Она опасливо поглядела на меня, как будто решала, не сбежать ли.
– Не знаю, кто ты такая и что натворила, но не советую тебе связываться с повстанцами.
– Что?
– Я на улицах совсем недавно, но знаю, что оружие есть только у повстанцев. Чем бы ты им ни насолила, не делай так больше.
За все время атак эта мысль ни разу не приходила мне в голову. Оружие полагалось иметь только солдатам и полицейским. Обойти этот запрет могли лишь повстанцы. Даже Август признался, что северяне были в массе своей безоружны. Интересно, а у него сегодня при себе было оружие?
– Как тебя зовут? – спросила девушка. – Я догадалась, что ты не парень.
– Мер, – ответила я.
– А меня Пейдж. Похоже, ты тоже в Восьмерках недавно. Одежда у тебя слишком чистая.
Она бережно повернула мою руку, глядя на кровоточащую рану, как будто могла мне чем-то помочь, хотя мы обе понимали, что это не так.

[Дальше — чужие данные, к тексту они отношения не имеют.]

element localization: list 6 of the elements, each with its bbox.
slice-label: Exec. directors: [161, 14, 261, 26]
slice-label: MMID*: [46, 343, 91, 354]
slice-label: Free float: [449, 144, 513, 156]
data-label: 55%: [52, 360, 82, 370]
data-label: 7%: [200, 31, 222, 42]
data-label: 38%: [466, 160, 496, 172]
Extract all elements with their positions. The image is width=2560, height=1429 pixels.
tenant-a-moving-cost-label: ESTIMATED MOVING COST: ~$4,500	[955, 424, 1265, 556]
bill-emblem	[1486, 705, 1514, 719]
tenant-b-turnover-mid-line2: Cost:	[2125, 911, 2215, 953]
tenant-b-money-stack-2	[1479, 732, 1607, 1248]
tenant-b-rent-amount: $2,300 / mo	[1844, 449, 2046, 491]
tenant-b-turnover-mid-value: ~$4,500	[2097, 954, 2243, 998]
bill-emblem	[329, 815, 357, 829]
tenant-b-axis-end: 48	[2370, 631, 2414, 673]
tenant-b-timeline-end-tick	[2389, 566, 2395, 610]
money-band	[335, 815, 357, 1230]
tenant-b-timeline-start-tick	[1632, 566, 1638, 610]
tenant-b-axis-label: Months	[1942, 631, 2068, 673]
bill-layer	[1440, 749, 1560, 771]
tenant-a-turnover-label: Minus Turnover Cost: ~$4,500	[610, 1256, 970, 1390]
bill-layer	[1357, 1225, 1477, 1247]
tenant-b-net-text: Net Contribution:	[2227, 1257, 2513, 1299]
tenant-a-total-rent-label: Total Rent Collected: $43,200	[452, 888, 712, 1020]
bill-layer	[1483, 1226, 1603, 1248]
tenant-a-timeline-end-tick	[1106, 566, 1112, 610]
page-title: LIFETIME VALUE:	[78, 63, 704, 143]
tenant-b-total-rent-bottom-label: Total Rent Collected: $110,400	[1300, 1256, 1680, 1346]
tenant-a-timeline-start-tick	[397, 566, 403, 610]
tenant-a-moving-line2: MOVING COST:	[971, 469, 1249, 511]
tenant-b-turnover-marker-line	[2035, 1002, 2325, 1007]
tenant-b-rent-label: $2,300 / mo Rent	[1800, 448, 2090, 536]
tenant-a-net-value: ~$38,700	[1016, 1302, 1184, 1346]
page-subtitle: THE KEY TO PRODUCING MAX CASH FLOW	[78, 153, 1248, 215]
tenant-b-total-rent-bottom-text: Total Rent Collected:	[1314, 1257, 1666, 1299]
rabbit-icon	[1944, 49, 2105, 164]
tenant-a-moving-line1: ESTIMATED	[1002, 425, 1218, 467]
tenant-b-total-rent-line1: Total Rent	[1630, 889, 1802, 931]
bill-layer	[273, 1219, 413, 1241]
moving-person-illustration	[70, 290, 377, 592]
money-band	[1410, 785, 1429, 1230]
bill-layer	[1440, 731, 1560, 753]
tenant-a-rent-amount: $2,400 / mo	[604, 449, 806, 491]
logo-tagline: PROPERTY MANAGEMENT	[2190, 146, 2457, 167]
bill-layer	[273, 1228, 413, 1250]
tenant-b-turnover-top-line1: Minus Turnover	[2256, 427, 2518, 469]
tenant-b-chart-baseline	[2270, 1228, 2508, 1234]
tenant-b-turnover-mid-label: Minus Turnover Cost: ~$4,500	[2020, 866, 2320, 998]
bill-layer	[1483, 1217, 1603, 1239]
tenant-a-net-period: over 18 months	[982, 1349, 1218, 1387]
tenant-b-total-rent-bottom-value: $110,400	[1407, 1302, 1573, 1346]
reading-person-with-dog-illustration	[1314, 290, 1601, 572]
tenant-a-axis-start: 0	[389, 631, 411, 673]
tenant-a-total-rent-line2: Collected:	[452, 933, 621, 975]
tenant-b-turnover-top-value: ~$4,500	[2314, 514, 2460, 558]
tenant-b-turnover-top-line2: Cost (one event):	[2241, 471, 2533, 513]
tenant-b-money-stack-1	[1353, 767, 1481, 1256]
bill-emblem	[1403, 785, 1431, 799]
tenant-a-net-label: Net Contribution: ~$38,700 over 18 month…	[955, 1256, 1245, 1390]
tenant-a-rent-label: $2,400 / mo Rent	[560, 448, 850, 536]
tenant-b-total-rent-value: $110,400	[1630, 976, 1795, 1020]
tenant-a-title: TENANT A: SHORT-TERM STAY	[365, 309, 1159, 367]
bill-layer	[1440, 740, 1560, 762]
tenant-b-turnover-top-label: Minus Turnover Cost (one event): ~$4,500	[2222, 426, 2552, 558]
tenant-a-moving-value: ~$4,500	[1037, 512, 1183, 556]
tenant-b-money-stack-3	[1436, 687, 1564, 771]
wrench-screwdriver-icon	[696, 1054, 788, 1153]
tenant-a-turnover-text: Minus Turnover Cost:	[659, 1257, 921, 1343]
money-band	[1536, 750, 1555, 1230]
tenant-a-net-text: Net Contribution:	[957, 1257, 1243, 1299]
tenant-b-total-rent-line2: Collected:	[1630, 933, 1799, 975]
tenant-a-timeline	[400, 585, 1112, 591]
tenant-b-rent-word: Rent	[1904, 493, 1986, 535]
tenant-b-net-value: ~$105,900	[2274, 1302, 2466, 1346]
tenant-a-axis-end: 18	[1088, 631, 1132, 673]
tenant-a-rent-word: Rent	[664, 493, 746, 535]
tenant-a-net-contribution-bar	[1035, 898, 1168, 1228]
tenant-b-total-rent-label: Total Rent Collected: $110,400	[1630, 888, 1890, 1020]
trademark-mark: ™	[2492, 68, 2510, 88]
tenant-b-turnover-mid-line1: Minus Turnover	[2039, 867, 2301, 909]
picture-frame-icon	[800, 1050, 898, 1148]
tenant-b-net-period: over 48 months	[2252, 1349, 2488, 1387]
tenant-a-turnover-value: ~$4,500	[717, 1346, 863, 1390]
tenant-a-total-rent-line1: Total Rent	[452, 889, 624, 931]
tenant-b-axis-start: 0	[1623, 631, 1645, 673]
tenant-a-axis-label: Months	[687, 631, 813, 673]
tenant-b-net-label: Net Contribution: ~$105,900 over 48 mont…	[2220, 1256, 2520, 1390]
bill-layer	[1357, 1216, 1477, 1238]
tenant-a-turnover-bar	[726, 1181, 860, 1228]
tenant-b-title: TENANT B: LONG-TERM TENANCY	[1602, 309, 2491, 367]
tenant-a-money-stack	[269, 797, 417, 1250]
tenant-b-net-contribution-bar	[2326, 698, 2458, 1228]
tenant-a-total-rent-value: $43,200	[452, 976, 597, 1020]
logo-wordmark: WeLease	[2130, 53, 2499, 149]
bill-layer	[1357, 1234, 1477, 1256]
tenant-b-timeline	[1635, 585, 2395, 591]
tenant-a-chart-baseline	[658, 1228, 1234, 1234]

– Что-то вроде того, – уклончиво отозвалась я.
– В одиночку ты умрешь с голоду. Тебе есть куда пойти?
Я содрогнулась от накатившей боли.
– Вообще-то, нет.
Пейдж кивнула:
– Мы с папой жили вдвоем. Я была Четверкой. У нас был ресторан, но бабка составила завещание таким образом, что после папиной смерти он должен был достаться моей тетке, а не мне. Наверное, боялась, что тетка останется ни с чем. Ну а тетка меня просто ненавидит. Всегда ненавидела. Ресторан достался ей, а я к нему в придачу. Ей это не понравилось. Через две недели после папиной смерти она начала меня поколачивать. Мне приходилось воровать еду, потому что она заявила, что я пухну как на дрожжах, и отказалась меня кормить. Я хотела уйти жить к подруге, но тетка не оставила бы меня в покое, поэтому я просто сбежала из дома. Прихватила с собой кое-какие деньги, но их надолго бы не хватило. Тем более что на вторую же ночь меня все равно ограбили.
Пока Пейдж рассказывала о себе, я наблюдала за ней и видела, что она говорит правду. Под слоем грязи скрывалась девушка, привыкшая к хорошей жизни. Она изо всех сил старалась держаться. У нее не было другого выхода. Что еще ей оставалось?
– Только на этой неделе я прибилась к компании девушек. Мы работаем вместе, а заработки делим поровну. Если не слишком сильно задумываться, чем ты занимаешься, жить можно. Но все равно я потом пла́чу. Поэтому я тут и пряталась. Если увидят, что ты плачешь, жизнь у тетки раем покажется. Джей-Джей говорит, они просто пытаются закалить меня, и чем быстрее я пройду этот путь, тем лучше, но мне все равно тошно. В общем, ты симпатичная. Они с радостью возьмут тебя к себе.
Когда до меня дошло, что она имеет в виду, меня затошнило. Всего за несколько недель она потеряла отца, дом и саму себя.
И несмотря на все это, она сидела передо мной – девушкой, которую преследовала шайка повстанцев и общество которой не сулило ничего, кроме неприятностей, – и предлагала свою помощь.
– Врача мы тебе найти не сможем, но что-нибудь от боли тебе дадут. И швы наложат. У них есть один знакомый парень, который это умеет. Только потом тебе придется за это отработать.
Я сосредоточенно дышала. Хотя разговор помогал отвлечься от мыслей, прекратить боль он не мог.
– Ты не очень разговорчивая, да? – спросила Пейдж.
– С пулей в руке – не очень.
Она рассмеялась, и я, не удержавшись, тоже слабо усмехнулась.